Lewis taught me both the delight and the challenge of following Jesus. He was the Father’s emissary in the process of renewing my mind, and he is still my conversational partner and brother in Christ. The facts of his life are remarkable: losing his mother at an early age, a distant but decent father, the horrors of trench warfare in World War I, an alcoholic brother, an mysterious woman who became something of a shackle in his life, and the unexpected joy of finding Christian love late in his life. And then there's the whole international-fame and selling 50-million books thing. For all of his intellect and fame, he experienced many of the same problems we all face.
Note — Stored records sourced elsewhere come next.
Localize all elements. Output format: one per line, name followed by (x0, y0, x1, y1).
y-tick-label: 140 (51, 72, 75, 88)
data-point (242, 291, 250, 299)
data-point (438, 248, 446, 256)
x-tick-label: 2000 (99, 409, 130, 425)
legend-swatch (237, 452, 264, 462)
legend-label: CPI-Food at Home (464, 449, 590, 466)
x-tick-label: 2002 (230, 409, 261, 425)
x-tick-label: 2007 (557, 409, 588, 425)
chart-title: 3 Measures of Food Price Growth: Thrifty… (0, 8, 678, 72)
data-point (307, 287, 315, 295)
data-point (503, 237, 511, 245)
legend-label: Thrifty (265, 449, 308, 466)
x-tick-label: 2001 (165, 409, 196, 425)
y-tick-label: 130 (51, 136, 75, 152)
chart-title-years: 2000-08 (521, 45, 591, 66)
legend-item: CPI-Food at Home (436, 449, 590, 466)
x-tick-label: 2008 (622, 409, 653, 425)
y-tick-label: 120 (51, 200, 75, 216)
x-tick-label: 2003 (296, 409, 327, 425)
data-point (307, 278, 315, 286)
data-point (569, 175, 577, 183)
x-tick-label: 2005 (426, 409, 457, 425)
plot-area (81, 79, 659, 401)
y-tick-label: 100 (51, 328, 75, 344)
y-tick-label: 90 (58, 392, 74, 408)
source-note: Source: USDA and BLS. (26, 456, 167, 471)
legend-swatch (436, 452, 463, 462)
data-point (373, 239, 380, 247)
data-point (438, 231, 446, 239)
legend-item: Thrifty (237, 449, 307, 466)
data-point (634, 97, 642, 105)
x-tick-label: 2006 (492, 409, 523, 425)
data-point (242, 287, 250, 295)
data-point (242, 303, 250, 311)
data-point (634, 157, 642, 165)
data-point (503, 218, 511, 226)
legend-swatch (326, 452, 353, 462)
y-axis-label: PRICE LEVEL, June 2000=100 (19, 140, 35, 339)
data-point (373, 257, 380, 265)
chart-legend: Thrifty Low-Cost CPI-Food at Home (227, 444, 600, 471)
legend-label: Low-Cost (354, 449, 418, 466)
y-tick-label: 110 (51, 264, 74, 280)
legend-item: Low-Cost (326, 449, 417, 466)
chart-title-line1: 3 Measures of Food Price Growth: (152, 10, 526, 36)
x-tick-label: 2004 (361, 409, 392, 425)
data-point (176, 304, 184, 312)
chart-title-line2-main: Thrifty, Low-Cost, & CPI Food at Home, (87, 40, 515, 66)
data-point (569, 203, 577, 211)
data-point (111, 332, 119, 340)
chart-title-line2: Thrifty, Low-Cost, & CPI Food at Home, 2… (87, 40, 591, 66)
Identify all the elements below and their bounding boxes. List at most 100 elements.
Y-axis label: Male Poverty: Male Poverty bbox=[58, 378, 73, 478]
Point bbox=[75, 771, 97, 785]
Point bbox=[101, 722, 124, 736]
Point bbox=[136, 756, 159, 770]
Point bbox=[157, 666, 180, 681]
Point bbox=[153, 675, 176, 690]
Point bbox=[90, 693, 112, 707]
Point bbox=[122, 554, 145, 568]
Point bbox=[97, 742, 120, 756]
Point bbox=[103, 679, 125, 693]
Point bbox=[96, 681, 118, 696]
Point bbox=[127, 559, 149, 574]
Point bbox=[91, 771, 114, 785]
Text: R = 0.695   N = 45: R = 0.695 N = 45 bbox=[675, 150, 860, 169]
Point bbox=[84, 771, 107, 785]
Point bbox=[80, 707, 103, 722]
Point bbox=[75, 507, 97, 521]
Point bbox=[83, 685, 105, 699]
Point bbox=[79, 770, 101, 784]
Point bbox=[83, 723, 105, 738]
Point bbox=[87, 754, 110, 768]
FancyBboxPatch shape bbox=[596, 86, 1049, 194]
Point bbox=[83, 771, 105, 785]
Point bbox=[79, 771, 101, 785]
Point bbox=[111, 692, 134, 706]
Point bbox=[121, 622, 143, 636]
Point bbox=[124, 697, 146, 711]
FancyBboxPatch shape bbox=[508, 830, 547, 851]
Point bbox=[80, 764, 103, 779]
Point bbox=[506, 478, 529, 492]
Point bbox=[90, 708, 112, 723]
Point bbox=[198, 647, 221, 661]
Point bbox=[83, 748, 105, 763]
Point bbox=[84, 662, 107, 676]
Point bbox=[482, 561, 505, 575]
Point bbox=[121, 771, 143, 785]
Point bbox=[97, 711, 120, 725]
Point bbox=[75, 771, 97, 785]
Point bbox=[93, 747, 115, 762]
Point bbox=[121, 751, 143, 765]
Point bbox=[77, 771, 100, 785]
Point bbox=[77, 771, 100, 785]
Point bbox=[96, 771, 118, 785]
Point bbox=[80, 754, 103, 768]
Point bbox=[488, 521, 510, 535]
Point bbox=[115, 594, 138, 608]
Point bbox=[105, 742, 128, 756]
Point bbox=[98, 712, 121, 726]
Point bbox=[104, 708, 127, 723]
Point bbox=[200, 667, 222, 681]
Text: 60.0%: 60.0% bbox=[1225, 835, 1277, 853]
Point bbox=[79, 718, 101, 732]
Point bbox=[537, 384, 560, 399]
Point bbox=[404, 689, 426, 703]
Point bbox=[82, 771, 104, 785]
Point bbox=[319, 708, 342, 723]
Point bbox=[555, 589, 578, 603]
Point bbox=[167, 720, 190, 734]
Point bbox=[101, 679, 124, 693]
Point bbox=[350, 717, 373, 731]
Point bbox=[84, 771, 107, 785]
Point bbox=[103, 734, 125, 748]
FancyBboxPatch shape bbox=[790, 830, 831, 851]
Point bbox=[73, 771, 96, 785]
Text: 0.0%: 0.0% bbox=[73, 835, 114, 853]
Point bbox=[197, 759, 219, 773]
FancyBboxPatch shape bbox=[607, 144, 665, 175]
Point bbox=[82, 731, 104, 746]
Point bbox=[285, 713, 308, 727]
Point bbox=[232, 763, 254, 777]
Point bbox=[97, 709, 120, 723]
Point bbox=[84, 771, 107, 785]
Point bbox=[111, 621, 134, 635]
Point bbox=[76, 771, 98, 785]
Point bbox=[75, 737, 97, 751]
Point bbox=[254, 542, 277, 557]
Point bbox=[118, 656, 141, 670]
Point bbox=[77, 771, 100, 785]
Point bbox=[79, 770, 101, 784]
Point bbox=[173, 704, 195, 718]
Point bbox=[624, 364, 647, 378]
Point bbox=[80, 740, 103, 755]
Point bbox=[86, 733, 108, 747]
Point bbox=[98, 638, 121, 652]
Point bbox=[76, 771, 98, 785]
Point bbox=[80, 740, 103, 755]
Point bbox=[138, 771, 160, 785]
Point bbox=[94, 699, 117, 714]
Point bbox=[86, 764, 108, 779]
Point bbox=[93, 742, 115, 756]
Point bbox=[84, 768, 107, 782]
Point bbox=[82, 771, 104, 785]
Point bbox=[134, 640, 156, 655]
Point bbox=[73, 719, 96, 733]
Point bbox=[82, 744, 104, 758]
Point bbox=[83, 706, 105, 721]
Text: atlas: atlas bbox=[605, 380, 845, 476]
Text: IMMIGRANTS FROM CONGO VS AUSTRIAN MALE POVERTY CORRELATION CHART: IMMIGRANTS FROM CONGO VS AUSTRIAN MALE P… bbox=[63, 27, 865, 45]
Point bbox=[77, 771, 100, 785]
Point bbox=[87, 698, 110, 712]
The trusted voice of Lewis lingers in my memory as fresh as morning coffee, and from my perch in the Kentucky countryside I’m still on the lookout for a fawn, with an umbrella, carrying parcels.
30 Thankful Days (November 21st)

There’s a unique genius required to celebrate a peanut butter and jelly sandwich. It is a marvel of the modern world; we should stand in amazement. The bounty of the nation lies before you at a cost of 28 cents. Georgia peanuts. California grapes. Kansas-wheat-turned-flour. To assemble a PB&J from scratch and you would have to drive 5,000 miles.
Pity the fool who cannot see the goodness of God between two slices of bread.
There’s an old joke in religious circles where a guy goes to the grocery store and buys a week’s worth of food. He brings it home and says grace over it all before putting it in the pantry. That way he doesn’t have to waste time thanking God before every meal. He is closer to the kingdom than you might expect. Why not thank God for the food as you wheel the grocery cart to your car? Or, as you unload the bounty of a dozen plastic bags why not praise him for each trip back-and-forth between the car and your kitchen? Our grocery list is a modern hymnal, but we grouse over finding room in the frig. In the words of Louis CK, “Everything’s amazing, nobody’s happy.”
The great philosophers tell us we must examine our life. Very well—why not start with the wonder of humble groceries? If the unexamined life is not worth living, the unthankful life misses the point. G.K. Chesterton reminds us to start simply: “Poets have been mysteriously silent on the subject of cheese.” Because readers of Students of Jesus are an advanced group, we can start with three ingredients at once. Peanut butter. Jelly. Bread.